The tapped corporate bond was issued under New York law (Rule 144A/Reg S) and admitted to trading on the Luxembourg Stock Exchange (Euro MTF Market). The net proceeds from the issue will be used to refinance outstanding liabilities (including prepayment penalties and other transaction costs) of Germavest S.à.r.l., an indirect subsidiary of DEMIRE Deutsche Mittelstand Real Estate AG, in the amount of c. EUR 94 million at a current average interest rate of c. 4.4 % p.a., and for general corporate purposes, including the financing of future acquisitions.
The internationally recognised rating agencies Standard & Poor’s and Moody’s have con-firmed their current ratings of BB+ and Ba2, respectively, for the corporate bond. The rating from Standard & Poor’s is thereby unchanged at one level below an investment grade rating. The two rating agencies’ company ratings for DEMIRE also remain unchanged at BB and Ba2, respectively, both with a stable outlook. Deutsche Bank and Morgan Stanley are acting as joint global coordinators in the transaction.

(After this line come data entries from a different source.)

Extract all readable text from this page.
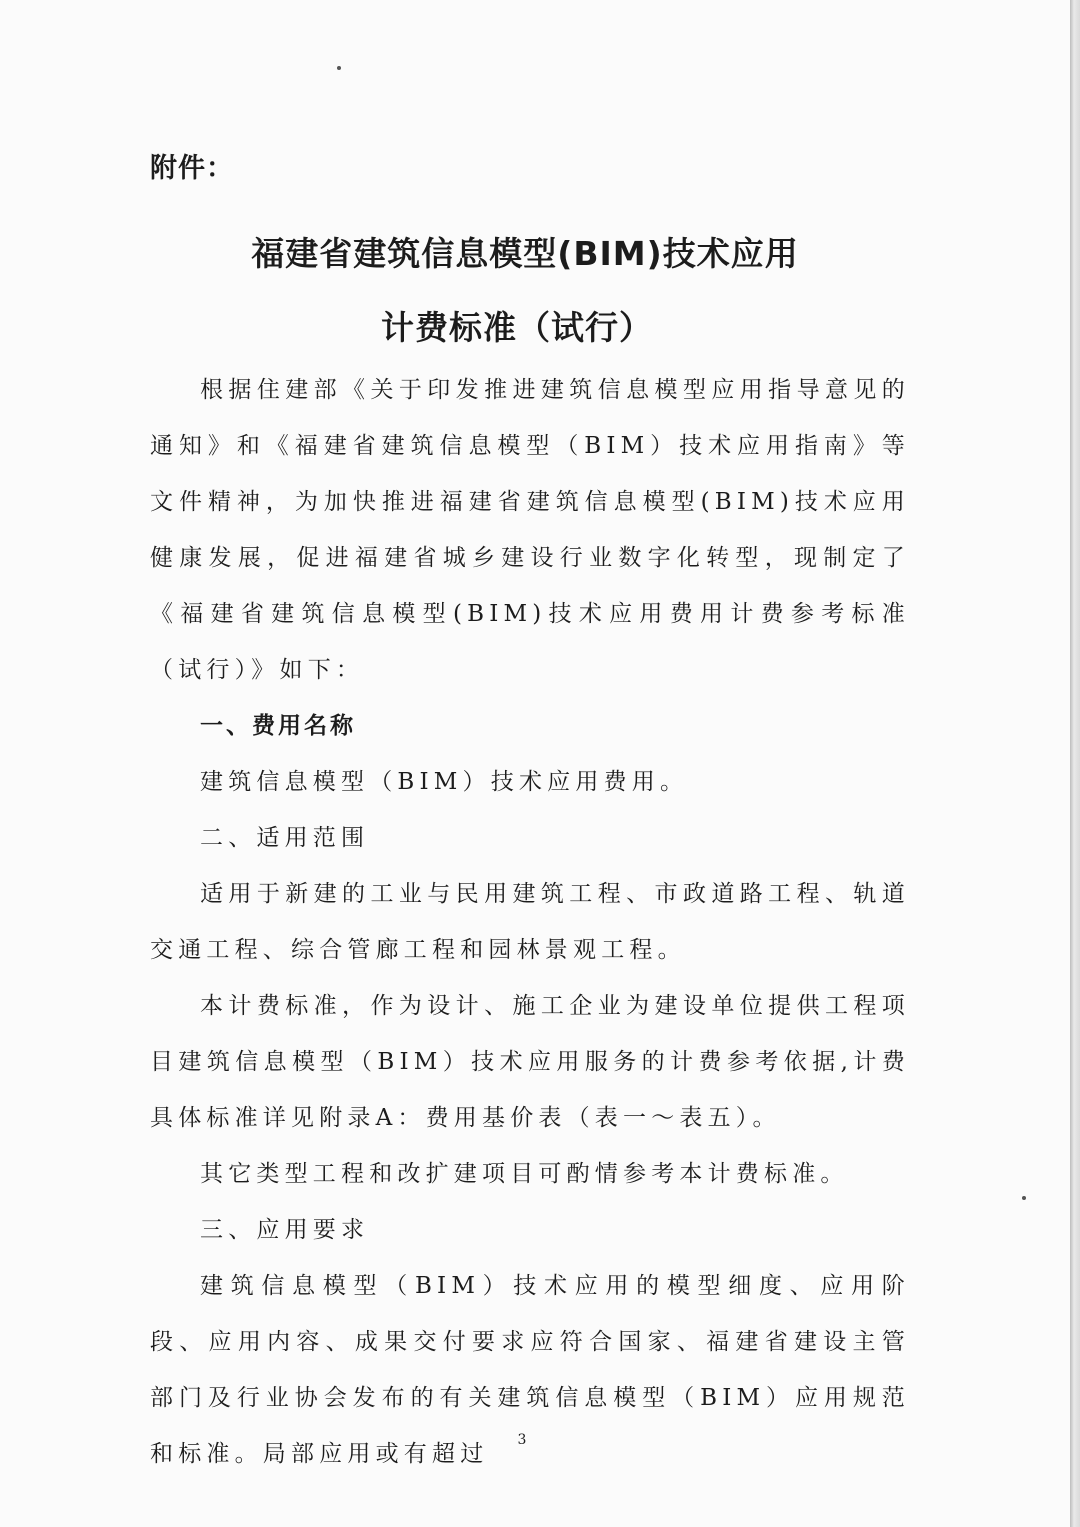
附件：

福建省建筑信息模型(BIM)技术应用
计费标准（试行）

根据住建部《关于印发推进建筑信息模型应用指导意见的通知》和《福建省建筑信息模型（BIM）技术应用指南》等文件精神，为加快推进福建省建筑信息模型(BIM)技术应用健康发展，促进福建省城乡建设行业数字化转型，现制定了《福建省建筑信息模型(BIM)技术应用费用计费参考标准（试行）》如下：

一、费用名称

建筑信息模型（BIM）技术应用费用。

二、适用范围

适用于新建的工业与民用建筑工程、市政道路工程、轨道交通工程、综合管廊工程和园林景观工程。

本计费标准，作为设计、施工企业为建设单位提供工程项目建筑信息模型（BIM）技术应用服务的计费参考依据,计费具体标准详见附录A：费用基价表（表一～表五）。

其它类型工程和改扩建项目可酌情参考本计费标准。

三、应用要求

建筑信息模型（BIM）技术应用的模型细度、应用阶段、应用内容、成果交付要求应符合国家、福建省建设主管部门及行业协会发布的有关建筑信息模型（BIM）应用规范和标准。局部应用或有超过

3
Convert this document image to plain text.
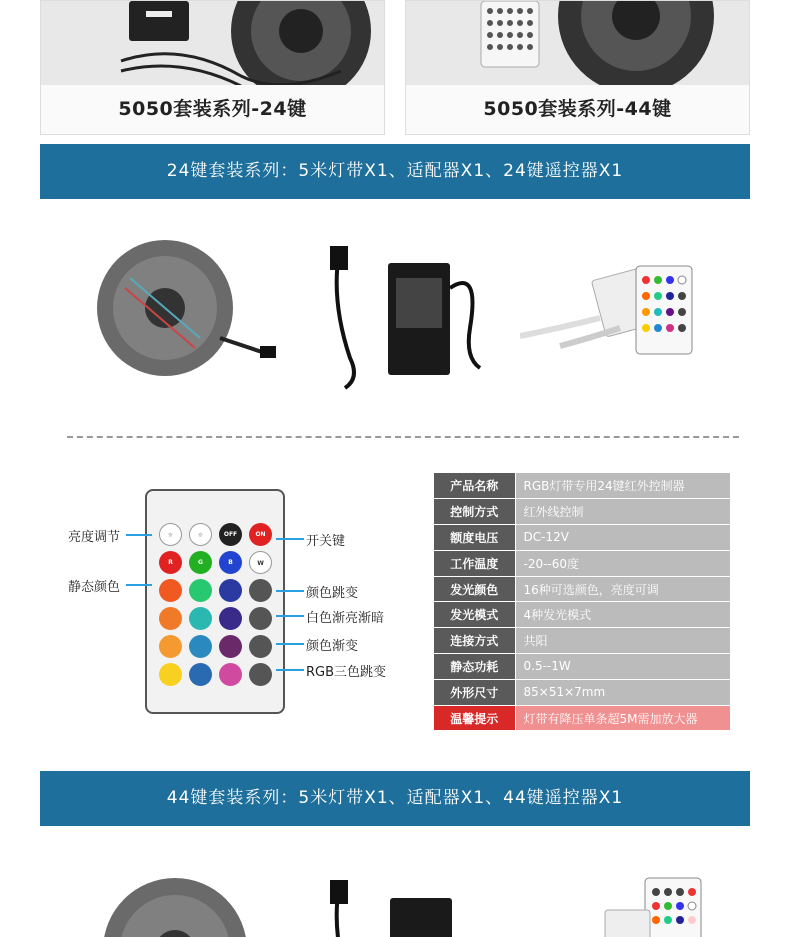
5050套装系列-24键	5050套装系列-44键
24键套装系列：5米灯带X1、适配器X1、24键遥控器X1
☼	☼	OFF	ON
R	G	B	W
亮度调节
静态颜色
开关键
颜色跳变
白色渐亮渐暗
颜色渐变
RGB三色跳变
产品名称	RGB灯带专用24键红外控制器
控制方式	红外线控制
额度电压	DC-12V
工作温度	-20--60度
发光颜色	16种可选颜色，亮度可调
发光模式	4种发光模式
连接方式	共阳
静态功耗	0.5--1W
外形尺寸	85×51×7mm
温馨提示	灯带有降压单条超5M需加放大器
44键套装系列：5米灯带X1、适配器X1、44键遥控器X1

The detailed ratings and an update on the tapping of the bond are available on the Standard & Poor’s website at www.standardandpoors.com, on the Moody’s website at www.moodys.com and on DEMIRE’s website at www.demire.ag/en/investor-relations/bonds/rating.

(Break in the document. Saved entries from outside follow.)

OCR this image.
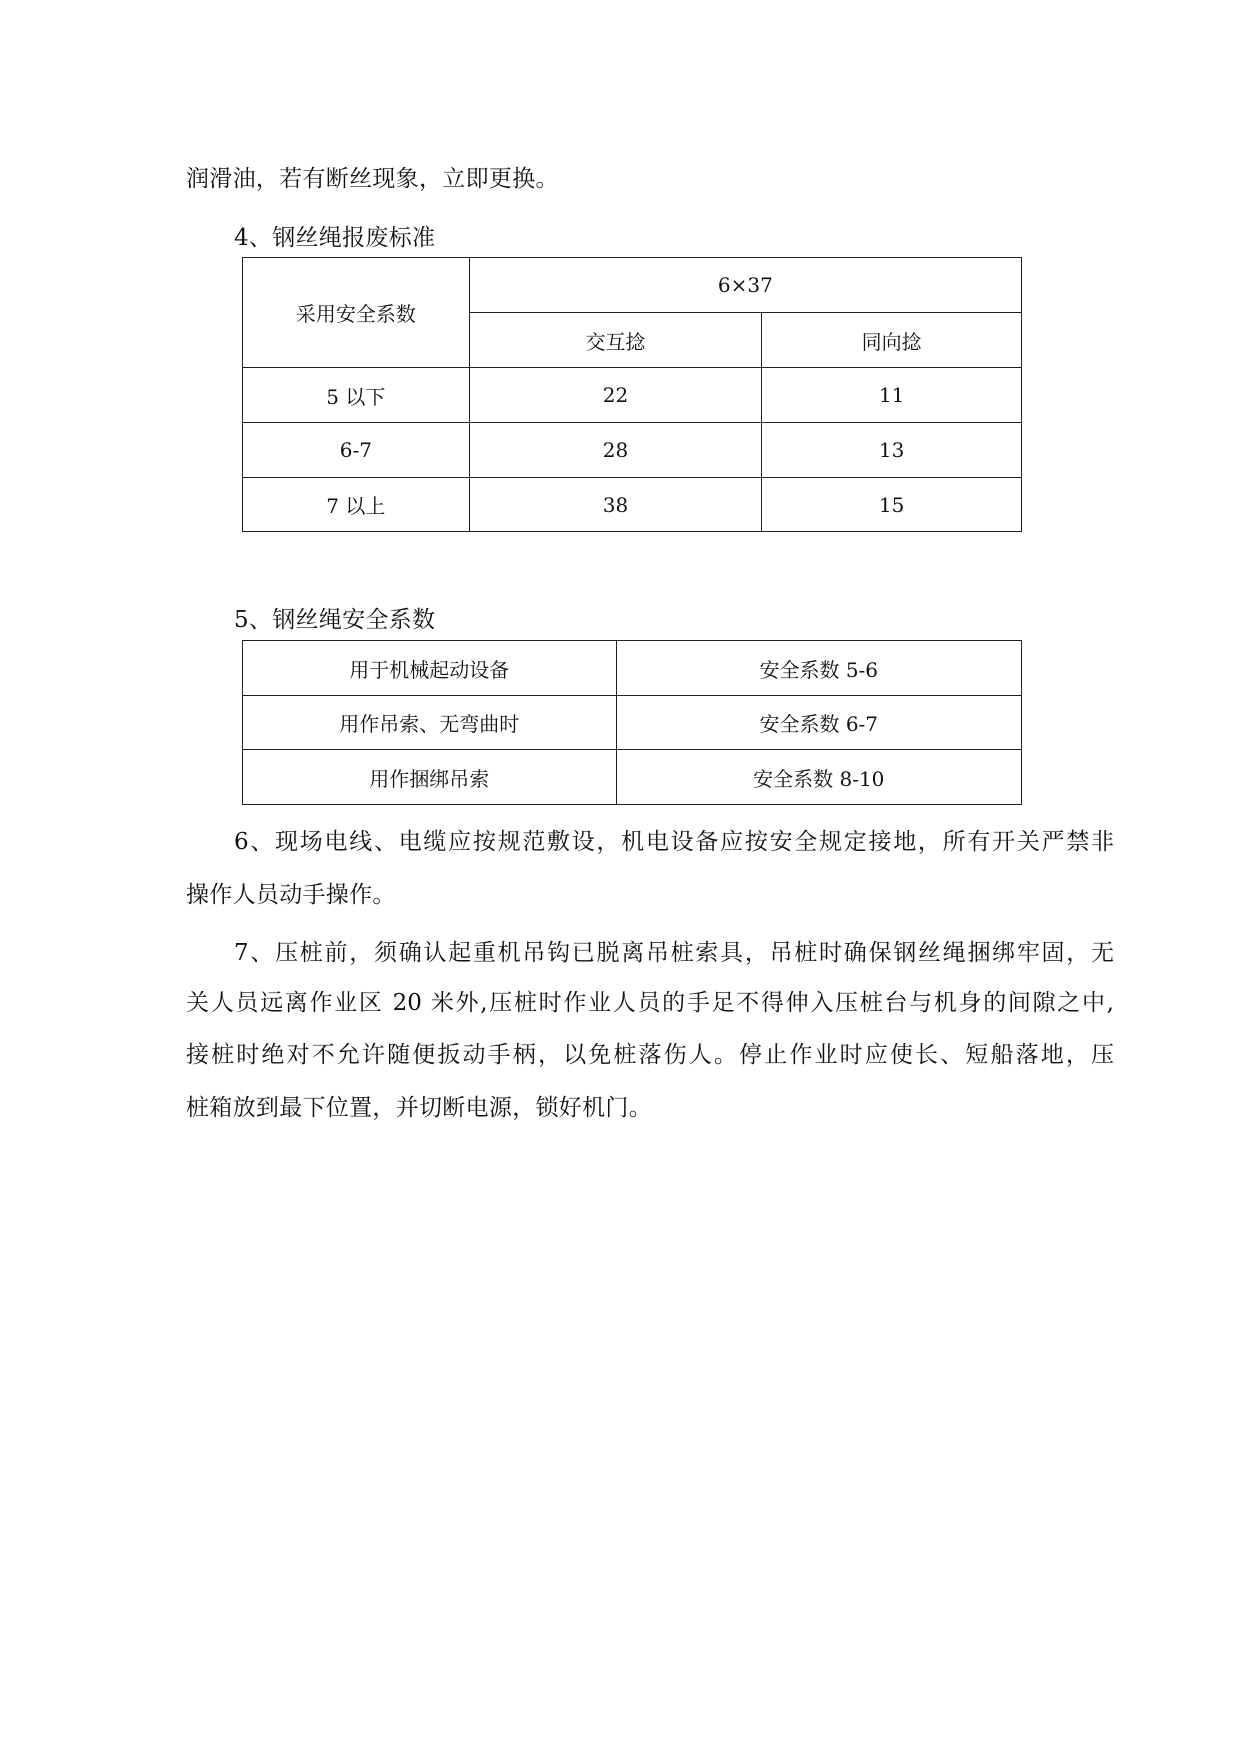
润滑油，若有断丝现象，立即更换。
4、钢丝绳报废标准
采用安全系数	6×37	
	交互捻	同向捻
5 以下	22	11
6-7	28	13
7 以上	38	15
5、钢丝绳安全系数
用于机械起动设备	安全系数 5-6
用作吊索、无弯曲时	安全系数 6-7
用作捆绑吊索	安全系数 8-10
6、现场电线、电缆应按规范敷设，机电设备应按安全规定接地，所有开关严禁非
操作人员动手操作。
7、压桩前，须确认起重机吊钩已脱离吊桩索具，吊桩时确保钢丝绳捆绑牢固，无
关人员远离作业区 20 米外,压桩时作业人员的手足不得伸入压桩台与机身的间隙之中,
接桩时绝对不允许随便扳动手柄，以免桩落伤人。停止作业时应使长、短船落地，压
桩箱放到最下位置，并切断电源，锁好机门。
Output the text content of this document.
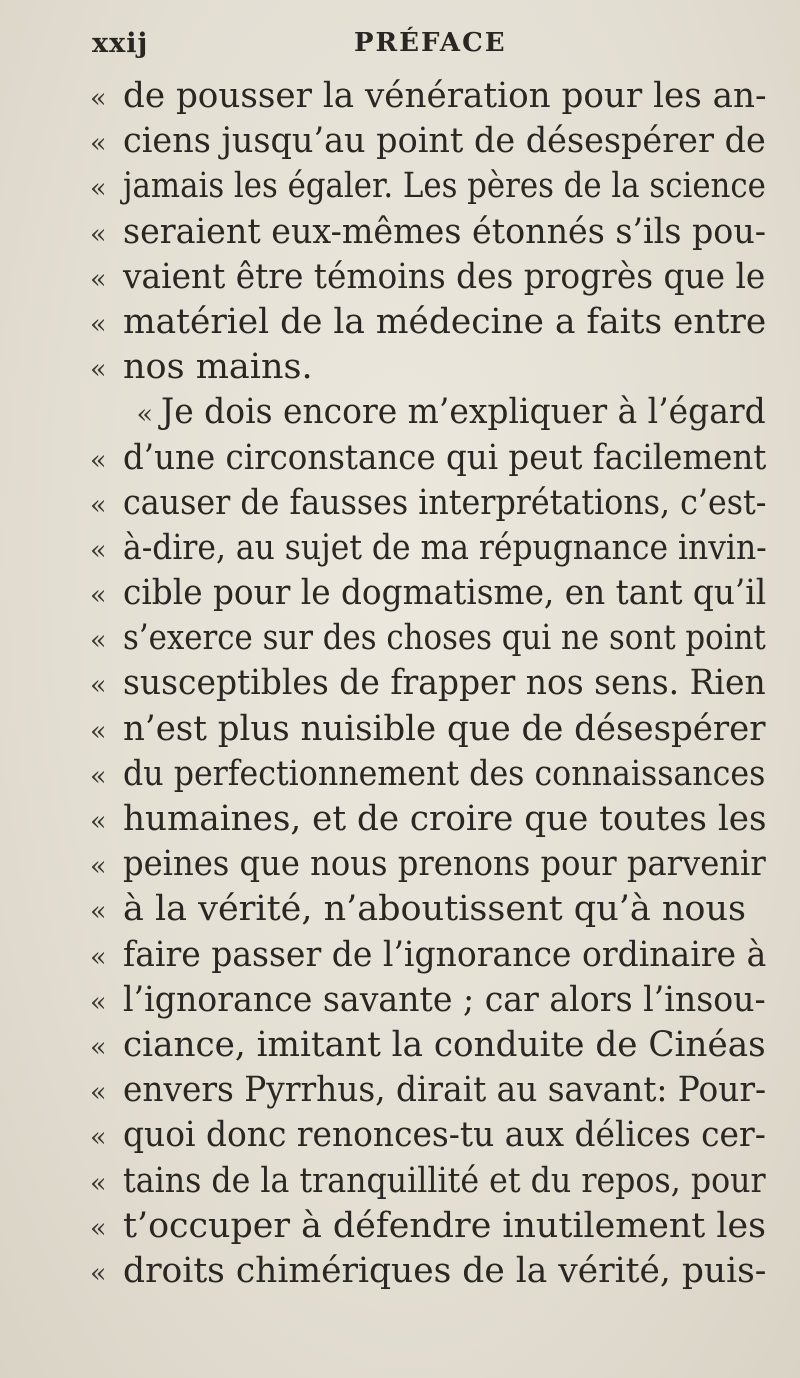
xxij	PRÉFACE
« de pousser la vénération pour les an-
« ciens jusqu’au point de désespérer de
« jamais les égaler. Les pères de la science
« seraient eux-mêmes étonnés s’ils pou-
« vaient être témoins des progrès que le
« matériel de la médecine a faits entre
« nos mains.
« Je dois encore m’expliquer à l’égard
« d’une circonstance qui peut facilement
« causer de fausses interprétations, c’est-
« à-dire, au sujet de ma répugnance invin-
« cible pour le dogmatisme, en tant qu’il
« s’exerce sur des choses qui ne sont point
« susceptibles de frapper nos sens. Rien
« n’est plus nuisible que de désespérer
« du perfectionnement des connaissances
« humaines, et de croire que toutes les
« peines que nous prenons pour parvenir
« à la vérité, n’aboutissent qu’à nous
« faire passer de l’ignorance ordinaire à
« l’ignorance savante ; car alors l’insou-
« ciance, imitant la conduite de Cinéas
« envers Pyrrhus, dirait au savant: Pour-
« quoi donc renonces-tu aux délices cer-
« tains de la tranquillité et du repos, pour
« t’occuper à défendre inutilement les
« droits chimériques de la vérité, puis-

DEMIRE 2.0 further optimises the financial structure
With the successful tapping of the corporate bond, DEMIRE has further optimised its financial structure on a sustainable basis in a short period of time under its strategic DEMIRE 2.0 programme. DEMIRE will use the net proceeds from both the corporate bond issue in July 2017 and the recent tapping of the bond to reduce expensive liabilities until the year’s end. After one-time refinancing and transactions costs in the second half of 2017, particularly as a result of paying diverse prepayment penalties, DEMIRE expects an increase in annual cash flows of c. EUR 18 million p.a. due to ongoing lower interest expenses and a significant drop in redemption payments starting in the year 2018. EUR 9 million of this amount will come from the planned repayment of the A/B- notes in the fourth quarter of 2017. In addition, through the repayment of liabilities secured by land charges, c. EUR 400 million in real estate assets will be unencumbered and free, corresponding to c. 41 % of the DEMIRE Group’s current total real estate assets.

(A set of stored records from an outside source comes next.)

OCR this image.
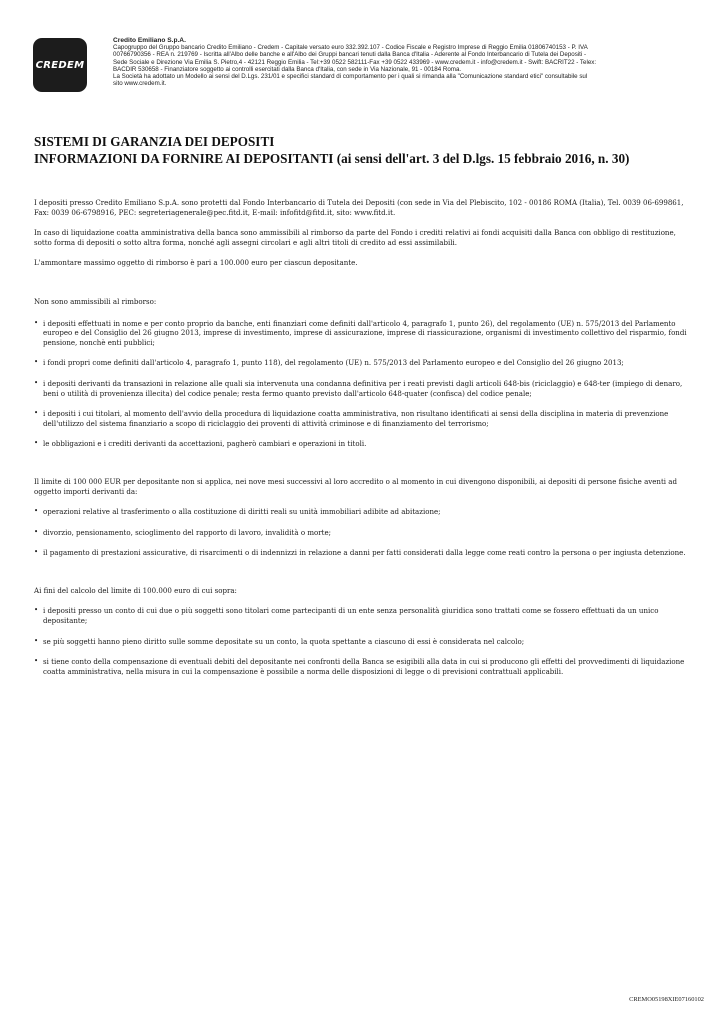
CREDEM
Credito Emiliano S.p.A.
Capogruppo del Gruppo bancario Credito Emiliano - Credem - Capitale versato euro 332.392.107 - Codice Fiscale e Registro Imprese di Reggio Emilia 01806740153 - P. IVA
00766790356 - REA n. 219769 - Iscritta all'Albo delle banche e all'Albo dei Gruppi bancari tenuti dalla Banca d'Italia - Aderente al Fondo Interbancario di Tutela dei Depositi -
Sede Sociale e Direzione Via Emilia S. Pietro,4 - 42121 Reggio Emilia - Tel:+39 0522 582111-Fax +39 0522 433969 - www.credem.it - info@credem.it - Swift: BACRIT22 - Telex:
BACDIR 530658 - Finanziatore soggetto ai controlli esercitati dalla Banca d'Italia, con sede in Via Nazionale, 91 - 00184 Roma.
La Società ha adottato un Modello ai sensi del D.Lgs. 231/01 e specifici standard di comportamento per i quali si rimanda alla "Comunicazione standard etici" consultabile sul
sito www.credem.it.
SISTEMI DI GARANZIA DEI DEPOSITI
INFORMAZIONI DA FORNIRE AI DEPOSITANTI (ai sensi dell'art. 3 del D.lgs. 15 febbraio 2016, n. 30)

I depositi presso Credito Emiliano S.p.A. sono protetti dal Fondo Interbancario di Tutela dei Depositi (con sede in Via del Plebiscito, 102 - 00186 ROMA (Italia), Tel. 0039 06-699861, Fax: 0039 06-6798916, PEC: segreteriagenerale@pec.fitd.it, E-mail: infofitd@fitd.it, sito: www.fitd.it.

In caso di liquidazione coatta amministrativa della banca sono ammissibili al rimborso da parte del Fondo i crediti relativi ai fondi acquisiti dalla Banca con obbligo di restituzione, sotto forma di depositi o sotto altra forma, nonché agli assegni circolari e agli altri titoli di credito ad essi assimilabili.

L'ammontare massimo oggetto di rimborso è pari a 100.000 euro per ciascun depositante.

Non sono ammissibili al rimborso:

• i depositi effettuati in nome e per conto proprio da banche, enti finanziari come definiti dall'articolo 4, paragrafo 1, punto 26), del regolamento (UE) n. 575/2013 del Parlamento europeo e del Consiglio del 26 giugno 2013, imprese di investimento, imprese di assicurazione, imprese di riassicurazione, organismi di investimento collettivo del risparmio, fondi pensione, nonchè enti pubblici;
• i fondi propri come definiti dall'articolo 4, paragrafo 1, punto 118), del regolamento (UE) n. 575/2013 del Parlamento europeo e del Consiglio del 26 giugno 2013;
• i depositi derivanti da transazioni in relazione alle quali sia intervenuta una condanna definitiva per i reati previsti dagli articoli 648-bis (riciclaggio) e 648-ter (impiego di denaro, beni o utilità di provenienza illecita) del codice penale; resta fermo quanto previsto dall'articolo 648-quater (confisca) del codice penale;
• i depositi i cui titolari, al momento dell'avvio della procedura di liquidazione coatta amministrativa, non risultano identificati ai sensi della disciplina in materia di prevenzione dell'utilizzo del sistema finanziario a scopo di riciclaggio dei proventi di attività criminose e di finanziamento del terrorismo;
• le obbligazioni e i crediti derivanti da accettazioni, pagherò cambiari e operazioni in titoli.

Il limite di 100 000 EUR per depositante non si applica, nei nove mesi successivi al loro accredito o al momento in cui divengono disponibili, ai depositi di persone fisiche aventi ad oggetto importi derivanti da:

• operazioni relative al trasferimento o alla costituzione di diritti reali su unità immobiliari adibite ad abitazione;
• divorzio, pensionamento, scioglimento del rapporto di lavoro, invalidità o morte;
• il pagamento di prestazioni assicurative, di risarcimenti o di indennizzi in relazione a danni per fatti considerati dalla legge come reati contro la persona o per ingiusta detenzione.

Ai fini del calcolo del limite di 100.000 euro di cui sopra:

• i depositi presso un conto di cui due o più soggetti sono titolari come partecipanti di un ente senza personalità giuridica sono trattati come se fossero effettuati da un unico depositante;
• se più soggetti hanno pieno diritto sulle somme depositate su un conto, la quota spettante a ciascuno di essi è considerata nel calcolo;
• si tiene conto della compensazione di eventuali debiti del depositante nei confronti della Banca se esigibili alla data in cui si producono gli effetti del provvedimenti di liquidazione coatta amministrativa, nella misura in cui la compensazione è possibile a norma delle disposizioni di legge o di previsioni contrattuali applicabili.
CREMO05198XIE07160102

With the completion of the planned refinancing of existing liabilities by the end of the year, the average annual financing costs will decrease from 4.1 % p.a. as of the 30 June 2017 re-porting date to 3.0 % p.a. on a pro forma basis. The interest expenses saved will result in a significant annual increase in FFO I (before taxes, before minorities) of approximately EUR 6.6 million as of the year 2018.
Ralf Kind, CFO of the DEMIRE Group, comments: “By recently tapping our corporate bond, which was successfully placed on the international capital market in July 2017, we have reached a key milestone on the road to increasing the profitability of the DEMIRE Group. We are repaying all of our expensive and complex financing of the past and, at the same time, achieving a significant increase in our FFO and cash flows starting in 2018 as a result of considerably lower interest rates and savings on repayments.”
Markus Drews, CEO of the DEMIRE Group, adds: “Our strategic DEMIRE 2.0 programme continues to yield positive results. We are continuing to implement our plans in a sustainable manner with the aim of further increasing the appeal and stability of our business model. By successively optimising and expanding our real estate platform in Germany’s secondary locations, we are increasingly enhancing the appeal and awareness of our shares.”